Irgendwo, in einer nicht allzu fernen Zukunft.
Der Feuerwehrmann Guy Montag ist ein diensteifriger und beliebter Mensch. Seine
Arbeit besteht darin, Bücher zu verbrennen. Ansonsten ist er ein netter Kerl.
Er lebt in einer Welt voller netter Menschen. Alles ist groß und schnell und
laut und bunt. Geschwindigkeitsbegrenzungen gibt es nicht mehr, im Gegenteil:
Man kann wegen Langsamfahrens oder wiederholtem Spazierengehens verhaftet
werden.
Guy Montag hat eine Frau. Ihr Eheleben besteht im wesentlichen darin, auf drei
(hoffentlich bald vier) großen Fernsehwänden dümmliche Soaps zu betrachten.
Guy Montag ist glücklich. Jedenfalls glaubt er das. Nein, um es genauer zu
sagen: Er hat sich darüber nie Gedanken gemacht.

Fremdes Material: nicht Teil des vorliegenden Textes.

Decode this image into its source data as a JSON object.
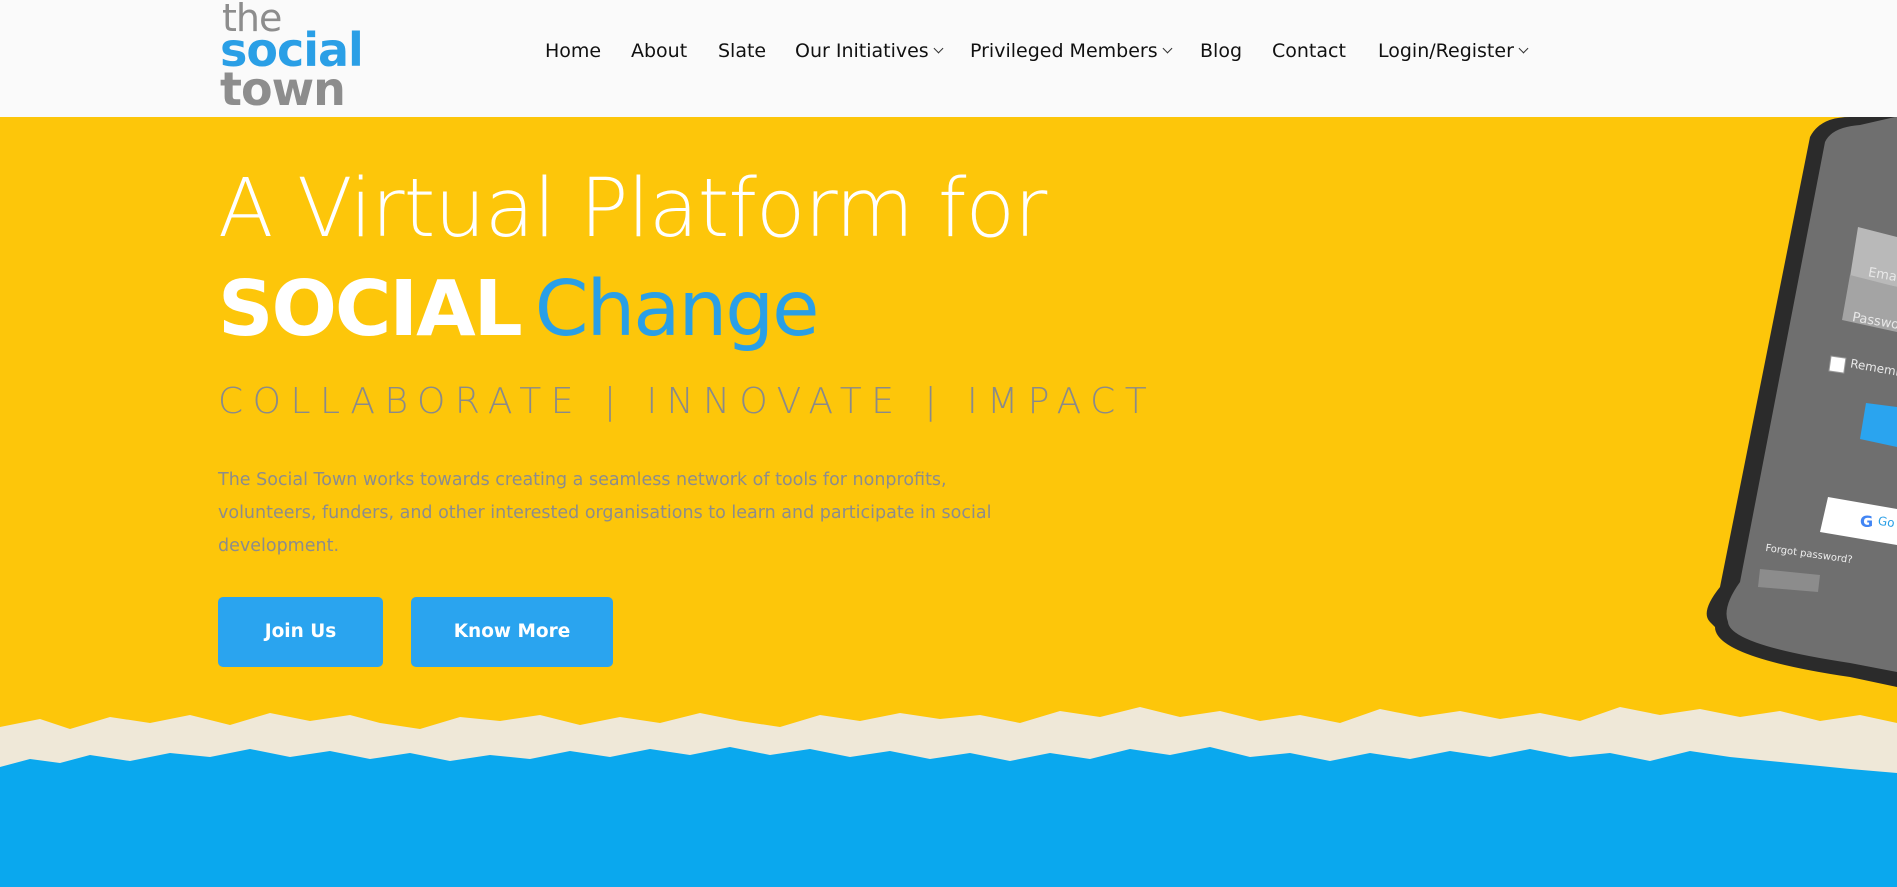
{
  "logo": {
    "line1": "the",
    "line2": "social",
    "line3": "town"
  },
  "nav": {
    "items": [
      {
        "label": "Home"
      },
      {
        "label": "About"
      },
      {
        "label": "Slate"
      },
      {
        "label": "Our Initiatives",
        "dropdown": true
      },
      {
        "label": "Privileged Members",
        "dropdown": true
      },
      {
        "label": "Blog"
      },
      {
        "label": "Contact"
      },
      {
        "label": "Login/Register",
        "dropdown": true
      }
    ]
  },
  "hero": {
    "headline_line1": "A Virtual Platform for",
    "headline_bold": "SOCIAL",
    "headline_accent": "Change",
    "tagline": "COLLABORATE | INNOVATE | IMPACT",
    "description": "The Social Town works towards creating a seamless network of tools for nonprofits, volunteers, funders, and other interested organisations to learn and participate in social development.",
    "buttons": {
      "join": "Join Us",
      "know_more": "Know More"
    }
  },
  "phone": {
    "email_placeholder": "Emai",
    "password_placeholder": "Passwo",
    "remember_label": "Rememb",
    "google_label": "Go",
    "forgot_password": "Forgot password?"
  },
  "colors": {
    "yellow": "#fdc60a",
    "accent_blue": "#2a9fe6",
    "button_blue": "#2aa4ef",
    "sky_blue": "#0aa8ee",
    "paper": "#efe8d8"
  }
}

Bis er eines Tages von dem scheuen und etwas seltsamen Nachbarmädchen danach
gefragt wird. Ob er glücklich sei. Seltsame Frage. Guy Montag beginnt, darüber
nachzudenken. Er beginnt, ein paar Dinge in Frage zu stellen. Schließlich geht
er sogar so weit, daß er ein paar Bücher nicht verbrennt, sondern sie mitnimmt
und - liest.
Eine Zeit lang läßt man ihn gewähren. Sein Chef besucht ihn. Er erklärt ihm,
warum Bücher verboten sind: Sie bringen die Leute ins Grübeln, und Grübeln
macht unglücklich. Sport macht glücklich. Also weg mit den Büchern! Ab ins
Stadion!
Guy Montag ist nicht mehr so leicht zu überzeugen. Schließlich soll er sein
eigenes Haus "säubern" - und flieht, einige Bücher im Gepäck. Das
Fernsehen überträgt live die Jagd auf ihn - als er schließlich den Rand der
Stadt erreicht hat, erklärt man ihn für tot, sendet eine actionreiche
Schlußszene, und ...
... tja, also, alles werde ich ja nun auch nicht verraten!
Dystopien, negative Utopien, sind eine Untergattung der Science Fiction. Zu den
Klassikern des Subgenres zählen auch Aldous Huxleys "Schöne neue
Welt" (Brave New World),
Margaret Atwoods "Der Report
der Magd" (The Handmaids Tale; vergesst den Film) und
George Orwells "1984".
Bradbury schreibt ziemlich unaufgeregt, baut nur wenige technische Gimmicks ein
und erzählt mit viel Einfühlungsgefühl die Geschichte seiner Figuren.
Natürlich wird vor Fehlentwicklungen gewarnt, aber nie derart theoretisch
untermauert wie in "1984", nicht so plakativ wie in "Brave New
World". Bradbury belehrt den Leser nicht, er erzählt ihm einfach nur seine
Geschichte und überläßt ihm das Ziehen von Schlüssen.
Im Grunde ist der Roman Bradburys Liebeserklärung an die Bücher. Die
"schöne neue Welt" erscheint ebenso schön und berauschend wie kalt
und sinnlos. Es werden keine Cyberpunk-Klischees herangeholt, die ganze
Erzählweise wirkt etwas behäbig, auf wohltuende Weise - altmodisch.